BACKGROUND:Tabernaemontana catharinensis, popularly known as snake skin, has been empirically used as an anti-inflammatory to treat cutaneous skin disorders. However, no study proves its effectiveness as a topical anti-inflammatory. STUDY DESIGN: We investigated the topical anti-inflammatory effect of T.catharinensis leaves crude extract (TcE) in irritant contact dermatitis models in mice and its preliminary toxicity profile. METHODS: The topical anti-inflammatory effect was evaluated by ear thickness measurement, inflammatory cell infiltration (MPO activity measurement and histological procedure) and cytokines levels.

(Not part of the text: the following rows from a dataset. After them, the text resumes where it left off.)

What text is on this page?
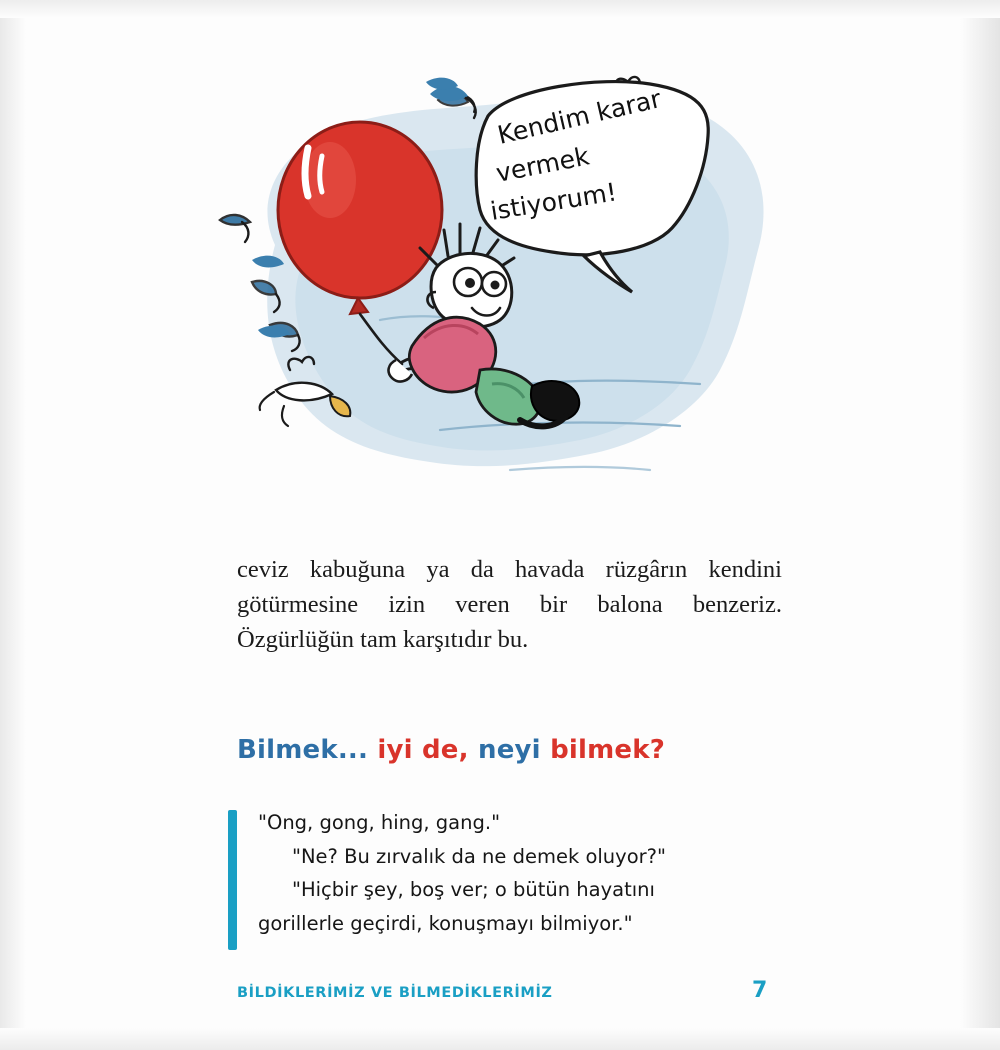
Kendim karar
vermek
istiyorum!

ceviz kabuğuna ya da havada rüzgârın kendini götürmesine izin veren bir balona benzeriz. Özgürlüğün tam karşıtıdır bu.

Bilmek... iyi de, neyi bilmek?
"Ong, gong, hing, gang."
"Ne? Bu zırvalık da ne demek oluyor?"
"Hiçbir şey, boş ver; o bütün hayatını
gorillerle geçirdi, konuşmayı bilmiyor."
BİLDİKLERİMİZ VE BİLMEDİKLERİMİZ	7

TcE qualitative phytochemical analysis was performed by UHPLC-ESI-HRMS and the TcE effect (therapeutic dose; 10 µg/ear) on preliminary toxicological parameters was also evaluated (on the 14° day of experiment). RESULTS:TcE (10 μg/ear) prevented the development of ear edema induced by cinnamaldehyde, capsaicin, arachidonic acid, phenol, and croton oil with maximum inhibition of 100% to cinnamaldehyde, arachidonic acid, phenol, and croton oil and 75 ± 6% to capsaicin. Besides, the TcE (10 μg/ear) also prevented the increase of MPO activity by 96 ± 2%, 48 ± 7%, 100%, 87 ± 8%, and 93 ± 4%, respectively, to the same irritant agents. The positive controls also prevented both ear edema and the increased of MPO activity by 100% and 42 ± 8% (HC-030031), 54 ± 6% and 80 ± 4% (SB-366791), 100% and 54 ± 5% (indomethacin), 100% and 80 ± 4% (dexamethasone in skin inflammation model induced by phenol) and 100% and 97 ± 3% (dexamethasone in inflammation model induced by croton oil), respectively. TcE also prevented the inflammatory cells infiltration and the increase of MIP-2, IL-1β and TNF-α levels irritant agents-induced. TcE topical anti-inflammatory effect may be attributed to the combined effect of indole alkaloids, terpenes, and phenolic compounds found in the extract and identified by dereplication method. The TcE' therapeutic dose proved to be safe in preliminary toxicological tests. CONCLUSION: Our results suggest that TcE could be an interesting strategy for the treatment of inflammatory diseases.